Мы относительно много с тобой общаемся, о разном: футбол, рок-музыка, вопросы литературы… Но как-то не пришлось говорить о смерти, хотя в своей прозе ты нисколько не избегаешь этой темы. Есть мнение, что актеры почитают за честь встретить смерть прямо на сцене, играть до до конца… А что с писателями? Сложилось ли у тебя собственное суждение об этом дне, которого не сможет избежать ни один человек?

Да, я об этом много пишу. Недавно мне прислали ссылку на докторскую работу Норы Юурмаа «De Matsui Tarô (1917-2017), écrivain brésilien d’origine japonaise, à Andreï Ivanov (1971- ), écrivain d’origine russe vivant en Estonie : conception de la « mort » dans la littérature de deux communautés issues des migrations, de 1970 à 2010 pour la communauté nippo-brésilienne et de 2008 à 2016 pour la communauté russophone d’Estonie». Я почитал, и мне сделалось жутко: сколько же у меня смертей! Может быть, лучшее, что я написал, это письмо Альфреда Моргенштерна, которое он мысленно дописывает в поезде, возвращаясь из Брюсселя в Париж (предпоследняя глава «Обитателей потешного кладбища»). Сейчас я работаю над своими дневниками и заметил странную вещь, которой не уделял внимания, я часто задумываюсь над тем, на какой улице умру. Обнаружил несколько записей в разных местах: мой друг умер на Невском проспекте, а я умру на Smuuli tee…

Почему именно на Смуули теэ?

Там есть небольшой пустырь и лесок, в котором я люблю гулять. На том пустыре я придумал много рассказов, репетировал монологи Ханумана — я туда лет десять хожу, это стало традицией: сходить на пустырь, спуститься на Марьямяги, пройтись по набережной вдоль моря… а потом подлняться по Певческому полю наверх и по Смуули теэ обратно.

Под занавес беседы хотелось бы вынырнуть в то, что связано с твоими наблюдениями-размышлениями-опытом.

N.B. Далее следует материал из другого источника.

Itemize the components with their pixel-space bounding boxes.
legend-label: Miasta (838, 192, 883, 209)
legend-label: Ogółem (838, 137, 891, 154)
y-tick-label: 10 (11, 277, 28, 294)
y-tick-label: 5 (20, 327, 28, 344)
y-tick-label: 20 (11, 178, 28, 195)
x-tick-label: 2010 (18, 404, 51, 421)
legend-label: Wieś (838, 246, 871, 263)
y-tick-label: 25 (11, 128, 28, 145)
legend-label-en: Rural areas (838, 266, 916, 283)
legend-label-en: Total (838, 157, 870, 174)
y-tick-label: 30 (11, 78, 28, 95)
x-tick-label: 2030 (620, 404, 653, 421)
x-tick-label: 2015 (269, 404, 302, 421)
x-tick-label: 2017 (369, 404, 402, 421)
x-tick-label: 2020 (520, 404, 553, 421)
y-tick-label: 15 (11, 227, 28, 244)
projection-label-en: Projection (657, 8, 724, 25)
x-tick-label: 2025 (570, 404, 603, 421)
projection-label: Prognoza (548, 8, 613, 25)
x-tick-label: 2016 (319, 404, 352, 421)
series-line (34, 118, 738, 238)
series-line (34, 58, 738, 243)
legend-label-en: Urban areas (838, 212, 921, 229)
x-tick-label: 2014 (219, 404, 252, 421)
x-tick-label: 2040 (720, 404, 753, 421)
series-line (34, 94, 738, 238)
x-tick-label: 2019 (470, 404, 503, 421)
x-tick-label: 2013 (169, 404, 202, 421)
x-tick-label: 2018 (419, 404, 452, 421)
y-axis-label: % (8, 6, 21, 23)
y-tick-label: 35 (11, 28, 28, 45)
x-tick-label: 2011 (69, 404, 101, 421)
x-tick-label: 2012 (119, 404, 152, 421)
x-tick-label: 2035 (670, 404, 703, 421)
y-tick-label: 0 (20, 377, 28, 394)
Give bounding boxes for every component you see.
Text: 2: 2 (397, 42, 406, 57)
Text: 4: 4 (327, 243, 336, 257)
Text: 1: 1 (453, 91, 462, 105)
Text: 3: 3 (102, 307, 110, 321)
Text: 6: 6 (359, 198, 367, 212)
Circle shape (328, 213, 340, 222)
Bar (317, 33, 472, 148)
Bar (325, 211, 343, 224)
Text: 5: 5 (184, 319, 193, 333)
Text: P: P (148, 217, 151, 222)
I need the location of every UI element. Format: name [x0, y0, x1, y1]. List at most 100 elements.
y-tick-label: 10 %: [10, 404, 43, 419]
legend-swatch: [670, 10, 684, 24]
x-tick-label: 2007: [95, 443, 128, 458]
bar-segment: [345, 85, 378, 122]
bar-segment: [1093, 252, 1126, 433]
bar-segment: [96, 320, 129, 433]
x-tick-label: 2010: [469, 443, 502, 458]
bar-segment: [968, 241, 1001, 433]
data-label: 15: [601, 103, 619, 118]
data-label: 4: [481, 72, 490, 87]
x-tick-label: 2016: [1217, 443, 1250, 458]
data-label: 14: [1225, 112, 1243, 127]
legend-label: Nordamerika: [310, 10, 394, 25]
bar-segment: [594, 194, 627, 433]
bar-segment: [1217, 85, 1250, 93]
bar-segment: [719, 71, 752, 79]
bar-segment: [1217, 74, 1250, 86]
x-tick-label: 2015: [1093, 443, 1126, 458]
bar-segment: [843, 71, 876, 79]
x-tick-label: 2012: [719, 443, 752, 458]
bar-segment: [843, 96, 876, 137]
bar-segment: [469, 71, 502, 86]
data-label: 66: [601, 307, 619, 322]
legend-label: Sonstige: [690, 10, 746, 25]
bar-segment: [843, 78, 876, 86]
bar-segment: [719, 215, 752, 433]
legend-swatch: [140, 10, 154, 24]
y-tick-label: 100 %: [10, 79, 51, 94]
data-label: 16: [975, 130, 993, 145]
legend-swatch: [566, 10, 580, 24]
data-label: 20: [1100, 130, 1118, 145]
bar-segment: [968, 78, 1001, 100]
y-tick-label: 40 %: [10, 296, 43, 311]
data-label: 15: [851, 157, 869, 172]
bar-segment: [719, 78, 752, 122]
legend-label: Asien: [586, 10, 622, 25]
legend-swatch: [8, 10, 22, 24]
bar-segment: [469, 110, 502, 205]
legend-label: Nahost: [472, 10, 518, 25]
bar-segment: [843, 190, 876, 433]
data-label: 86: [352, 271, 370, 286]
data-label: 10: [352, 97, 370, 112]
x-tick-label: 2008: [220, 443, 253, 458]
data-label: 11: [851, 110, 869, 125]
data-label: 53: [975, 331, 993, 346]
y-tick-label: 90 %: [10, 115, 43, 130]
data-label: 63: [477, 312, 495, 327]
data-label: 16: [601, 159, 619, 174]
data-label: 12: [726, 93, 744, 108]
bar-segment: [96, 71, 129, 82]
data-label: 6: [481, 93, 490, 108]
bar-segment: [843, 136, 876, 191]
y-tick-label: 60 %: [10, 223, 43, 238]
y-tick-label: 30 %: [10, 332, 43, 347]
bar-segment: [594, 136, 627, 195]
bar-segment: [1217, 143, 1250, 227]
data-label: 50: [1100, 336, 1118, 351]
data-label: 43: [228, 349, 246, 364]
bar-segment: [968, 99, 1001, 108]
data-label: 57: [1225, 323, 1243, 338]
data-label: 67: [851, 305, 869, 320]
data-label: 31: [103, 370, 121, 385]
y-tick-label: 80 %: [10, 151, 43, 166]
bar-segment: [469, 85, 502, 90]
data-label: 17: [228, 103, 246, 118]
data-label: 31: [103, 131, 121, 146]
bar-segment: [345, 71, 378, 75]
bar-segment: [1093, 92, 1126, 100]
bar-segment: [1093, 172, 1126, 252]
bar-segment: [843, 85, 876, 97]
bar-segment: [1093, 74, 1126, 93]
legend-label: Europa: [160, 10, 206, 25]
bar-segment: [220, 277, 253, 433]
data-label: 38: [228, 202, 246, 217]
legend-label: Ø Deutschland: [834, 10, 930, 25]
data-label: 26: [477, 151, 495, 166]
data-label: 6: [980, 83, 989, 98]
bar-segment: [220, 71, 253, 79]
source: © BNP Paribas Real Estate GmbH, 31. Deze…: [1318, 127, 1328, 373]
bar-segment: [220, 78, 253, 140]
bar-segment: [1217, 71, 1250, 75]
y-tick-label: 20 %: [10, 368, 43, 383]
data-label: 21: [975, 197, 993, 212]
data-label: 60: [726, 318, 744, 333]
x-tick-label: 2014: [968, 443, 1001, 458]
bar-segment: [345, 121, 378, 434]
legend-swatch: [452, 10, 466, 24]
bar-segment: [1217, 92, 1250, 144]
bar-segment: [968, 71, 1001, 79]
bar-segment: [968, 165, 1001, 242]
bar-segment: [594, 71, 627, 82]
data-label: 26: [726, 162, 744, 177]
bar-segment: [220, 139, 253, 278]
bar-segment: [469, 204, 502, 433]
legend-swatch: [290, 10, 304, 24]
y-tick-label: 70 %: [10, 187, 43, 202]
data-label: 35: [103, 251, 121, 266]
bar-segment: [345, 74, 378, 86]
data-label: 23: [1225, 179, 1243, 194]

Прошу не пугаться этого вопроса, всё-таки тебе вот-вот исполнится 50, и ты написал тысячи страниц первоклассной прозы. Что можно считать главным в жизни человека? Например, какие принципы, решения, достижения?

Мне кажется, это связано с бесстрашием и ночными беседами с совестью. Беседы с совестью и преодоление страха. У каждого есть свои страхи, надо их победить или не
позволить им себя закабалить. Совесть — прекрасный собеседник. Если ты схитрил и кого-то обошел на крутом вираже, нарушив правила, то ты не выиграл, а наоборот — поступил низко и проиграл своим тайным желаниям. Но потом у тебя есть шанс вернуться и сказать: простите, я сшельмовал, я повел себя низко… Ох, как это непросто! Но это подвиг.